Greta, la famiglia chiede altre indagini: spunta un terzo nome

Martedì a Rovigo l’udienza per decidere dell’opposizione all’archiviazione: il Gup ha chiesto tempo per analizzare.

Greta, la famiglia chiede altre indagini: spunta un terzo nome

Le indagini sulla scomparsa di Greta Spreafico di Erba non devono chiudersi. Anzi, accanto ai due già noti, spunta anche un terzo nome su cui la famiglia chiede di indagare

La famiglia ha chiesto un supplemento di indagine sulle celle telefoniche

Martedì 17 marzo si è tenuta a Rovigo l’udienza con cui si sarebbe dovuto decidere sull’opposizione, formulata dalla famiglia di Greta Spreafico, alla richiesta di archiviazione – la seconda – della Procura, ma il Giudice per l’udienza preliminare Carlo Negri si è riservato. Ha chiesto tempo per decidere se archiviare o meno. L’avvocato della famiglia della donna, Nunzia Barzan, e il fratello criminalista Davide Barzan, hanno chiesto un supplemento di indagine, in particolare sull’analisi delle celle telefoniche degli indagati, il giardiniere di Porto Tolle Andrea Tosi, che ha trascorso con Greta l’ultima sera prima della sua scomparsa, e l’ex fidanzato Gabriele Lietti, ma anche su una terza persona, per verificare con maggiore precisione spostamenti e compatibilità spazio-temporali.

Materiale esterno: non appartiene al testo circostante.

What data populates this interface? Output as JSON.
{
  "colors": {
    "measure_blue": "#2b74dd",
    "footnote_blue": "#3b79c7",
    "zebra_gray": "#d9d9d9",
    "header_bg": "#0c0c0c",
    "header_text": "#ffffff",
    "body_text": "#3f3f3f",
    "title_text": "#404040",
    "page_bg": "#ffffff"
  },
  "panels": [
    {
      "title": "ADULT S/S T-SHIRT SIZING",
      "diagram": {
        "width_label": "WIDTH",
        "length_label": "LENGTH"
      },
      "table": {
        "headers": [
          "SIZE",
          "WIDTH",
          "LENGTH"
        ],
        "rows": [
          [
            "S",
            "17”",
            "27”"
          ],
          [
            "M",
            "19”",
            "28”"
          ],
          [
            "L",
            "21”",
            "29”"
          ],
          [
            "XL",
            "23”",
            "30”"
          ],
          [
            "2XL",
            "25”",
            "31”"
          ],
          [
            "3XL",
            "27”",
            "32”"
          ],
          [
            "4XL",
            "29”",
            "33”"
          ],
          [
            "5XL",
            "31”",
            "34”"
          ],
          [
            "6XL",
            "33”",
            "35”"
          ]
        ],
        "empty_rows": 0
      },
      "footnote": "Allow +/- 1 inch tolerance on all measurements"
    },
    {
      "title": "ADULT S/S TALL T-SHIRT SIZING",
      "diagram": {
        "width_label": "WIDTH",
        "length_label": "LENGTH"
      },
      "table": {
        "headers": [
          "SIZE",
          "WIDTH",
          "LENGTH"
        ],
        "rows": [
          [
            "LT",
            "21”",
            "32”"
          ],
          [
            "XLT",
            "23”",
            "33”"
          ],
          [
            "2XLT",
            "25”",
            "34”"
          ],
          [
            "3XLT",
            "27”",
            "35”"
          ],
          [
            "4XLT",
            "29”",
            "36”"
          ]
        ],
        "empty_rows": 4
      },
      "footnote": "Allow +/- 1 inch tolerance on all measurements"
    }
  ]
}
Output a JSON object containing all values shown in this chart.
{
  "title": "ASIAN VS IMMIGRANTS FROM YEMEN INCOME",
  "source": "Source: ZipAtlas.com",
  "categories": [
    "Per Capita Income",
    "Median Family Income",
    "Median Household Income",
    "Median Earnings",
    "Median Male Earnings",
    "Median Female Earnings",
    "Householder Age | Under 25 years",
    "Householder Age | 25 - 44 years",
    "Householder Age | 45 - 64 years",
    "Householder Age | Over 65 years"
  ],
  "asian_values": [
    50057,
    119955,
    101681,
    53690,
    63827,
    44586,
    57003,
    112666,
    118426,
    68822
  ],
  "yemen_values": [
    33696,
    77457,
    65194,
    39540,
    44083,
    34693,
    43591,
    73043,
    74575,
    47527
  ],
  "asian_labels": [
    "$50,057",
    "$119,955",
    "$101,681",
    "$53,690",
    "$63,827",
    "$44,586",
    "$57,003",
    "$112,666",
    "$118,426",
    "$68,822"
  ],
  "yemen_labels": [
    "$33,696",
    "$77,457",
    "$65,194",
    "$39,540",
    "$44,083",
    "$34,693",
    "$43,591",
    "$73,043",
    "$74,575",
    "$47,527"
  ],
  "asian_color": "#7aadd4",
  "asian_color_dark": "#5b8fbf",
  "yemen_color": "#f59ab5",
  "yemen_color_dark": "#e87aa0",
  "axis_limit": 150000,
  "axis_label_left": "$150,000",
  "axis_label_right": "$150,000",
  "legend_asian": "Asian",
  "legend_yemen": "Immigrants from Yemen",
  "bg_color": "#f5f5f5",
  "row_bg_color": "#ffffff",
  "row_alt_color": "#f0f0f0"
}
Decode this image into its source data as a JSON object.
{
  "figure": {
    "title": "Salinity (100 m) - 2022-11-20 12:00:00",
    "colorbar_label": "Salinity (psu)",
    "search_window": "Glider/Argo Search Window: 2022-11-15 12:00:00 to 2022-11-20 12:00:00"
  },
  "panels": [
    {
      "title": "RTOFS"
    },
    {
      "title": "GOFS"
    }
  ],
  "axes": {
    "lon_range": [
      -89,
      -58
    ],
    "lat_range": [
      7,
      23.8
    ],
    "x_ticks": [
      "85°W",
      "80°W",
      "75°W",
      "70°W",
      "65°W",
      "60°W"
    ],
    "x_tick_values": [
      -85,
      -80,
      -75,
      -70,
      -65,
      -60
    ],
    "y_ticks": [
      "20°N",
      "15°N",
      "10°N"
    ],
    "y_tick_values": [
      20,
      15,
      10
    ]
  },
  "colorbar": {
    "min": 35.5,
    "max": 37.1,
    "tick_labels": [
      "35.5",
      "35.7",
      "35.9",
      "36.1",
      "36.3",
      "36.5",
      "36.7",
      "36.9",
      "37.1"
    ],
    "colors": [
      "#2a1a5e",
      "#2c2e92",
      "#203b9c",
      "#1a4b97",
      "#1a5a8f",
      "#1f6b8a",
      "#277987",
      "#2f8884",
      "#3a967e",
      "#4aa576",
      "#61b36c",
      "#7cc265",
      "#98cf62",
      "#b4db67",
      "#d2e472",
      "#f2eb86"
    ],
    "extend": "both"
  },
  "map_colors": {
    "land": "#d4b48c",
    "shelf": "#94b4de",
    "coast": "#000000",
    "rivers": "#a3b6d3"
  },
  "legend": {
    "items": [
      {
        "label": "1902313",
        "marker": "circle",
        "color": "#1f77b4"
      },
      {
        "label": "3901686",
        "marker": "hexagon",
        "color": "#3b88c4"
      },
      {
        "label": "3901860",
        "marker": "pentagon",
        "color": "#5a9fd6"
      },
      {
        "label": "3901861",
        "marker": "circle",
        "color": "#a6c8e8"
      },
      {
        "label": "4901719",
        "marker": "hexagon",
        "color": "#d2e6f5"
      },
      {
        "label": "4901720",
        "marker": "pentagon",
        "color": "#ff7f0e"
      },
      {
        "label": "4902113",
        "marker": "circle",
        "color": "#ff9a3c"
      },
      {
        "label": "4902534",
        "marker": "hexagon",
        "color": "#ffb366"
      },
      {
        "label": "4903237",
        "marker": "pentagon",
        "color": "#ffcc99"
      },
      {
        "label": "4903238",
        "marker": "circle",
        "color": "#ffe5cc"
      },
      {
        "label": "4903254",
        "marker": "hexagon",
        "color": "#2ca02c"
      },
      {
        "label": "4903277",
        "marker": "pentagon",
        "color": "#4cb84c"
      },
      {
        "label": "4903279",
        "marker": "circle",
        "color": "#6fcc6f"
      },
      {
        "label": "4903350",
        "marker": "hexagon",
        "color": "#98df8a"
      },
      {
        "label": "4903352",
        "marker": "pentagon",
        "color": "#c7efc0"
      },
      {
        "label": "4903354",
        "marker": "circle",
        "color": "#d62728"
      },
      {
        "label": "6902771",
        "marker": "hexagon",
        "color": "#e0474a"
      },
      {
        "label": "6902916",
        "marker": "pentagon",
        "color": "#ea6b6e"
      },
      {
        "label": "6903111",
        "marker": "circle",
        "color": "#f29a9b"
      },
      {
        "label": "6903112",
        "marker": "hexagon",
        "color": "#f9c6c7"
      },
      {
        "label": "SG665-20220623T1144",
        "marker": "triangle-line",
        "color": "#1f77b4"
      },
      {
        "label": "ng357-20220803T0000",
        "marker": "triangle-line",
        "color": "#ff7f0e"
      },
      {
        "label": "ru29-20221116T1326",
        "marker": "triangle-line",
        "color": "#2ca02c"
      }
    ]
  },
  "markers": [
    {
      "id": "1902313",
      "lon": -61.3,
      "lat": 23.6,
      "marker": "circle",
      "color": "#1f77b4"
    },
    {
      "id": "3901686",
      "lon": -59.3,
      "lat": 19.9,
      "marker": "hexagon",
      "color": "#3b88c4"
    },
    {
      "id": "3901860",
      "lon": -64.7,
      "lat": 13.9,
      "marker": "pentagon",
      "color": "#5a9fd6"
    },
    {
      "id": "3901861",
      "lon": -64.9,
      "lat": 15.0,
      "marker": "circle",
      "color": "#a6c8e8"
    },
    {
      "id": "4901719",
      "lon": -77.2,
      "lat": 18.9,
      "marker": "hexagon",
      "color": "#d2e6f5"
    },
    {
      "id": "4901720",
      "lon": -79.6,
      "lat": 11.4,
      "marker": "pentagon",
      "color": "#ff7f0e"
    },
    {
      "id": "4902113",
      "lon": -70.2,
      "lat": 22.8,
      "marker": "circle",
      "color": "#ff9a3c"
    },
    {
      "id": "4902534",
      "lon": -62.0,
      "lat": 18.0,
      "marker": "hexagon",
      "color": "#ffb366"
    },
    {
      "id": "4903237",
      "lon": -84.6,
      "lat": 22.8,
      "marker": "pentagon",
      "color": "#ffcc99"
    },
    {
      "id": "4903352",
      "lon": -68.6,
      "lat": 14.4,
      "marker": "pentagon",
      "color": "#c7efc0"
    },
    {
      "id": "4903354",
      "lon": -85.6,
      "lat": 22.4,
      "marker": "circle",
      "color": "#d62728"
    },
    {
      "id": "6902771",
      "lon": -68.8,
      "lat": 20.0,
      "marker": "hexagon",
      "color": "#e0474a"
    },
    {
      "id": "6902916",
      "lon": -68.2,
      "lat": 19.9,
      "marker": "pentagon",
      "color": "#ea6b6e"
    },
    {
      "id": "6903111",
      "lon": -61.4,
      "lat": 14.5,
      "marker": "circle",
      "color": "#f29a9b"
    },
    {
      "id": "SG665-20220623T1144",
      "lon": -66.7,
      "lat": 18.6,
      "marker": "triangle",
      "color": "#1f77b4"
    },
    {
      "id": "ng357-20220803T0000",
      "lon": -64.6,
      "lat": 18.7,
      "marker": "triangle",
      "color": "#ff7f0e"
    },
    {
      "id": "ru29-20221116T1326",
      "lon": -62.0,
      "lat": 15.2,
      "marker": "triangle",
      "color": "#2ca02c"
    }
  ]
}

Ci sarebbero dichiarazioni non corrispondenti a verità

Secondo la famiglia, infatti, quanto dichiarato non corrisponderebbe alla verità e ci sarebbero anche le testimonianze dei vicini di casa di Porto Tolle, che dicono di avere visto Lietti in un momento diverso rispetto alla sue dichiarazioni. A rivelare di questa terza persona entrata ora nel radar è Simone Spreafico, fratello di Greta:

“Sappiamo che si sentiva con Lietti e il giorno della scomparsa di Greta diceva di essere in una zona dove il telefono non prende, senza però ricordarsi dove si trovava di preciso. Ma dal traffico telefonico non risulta”.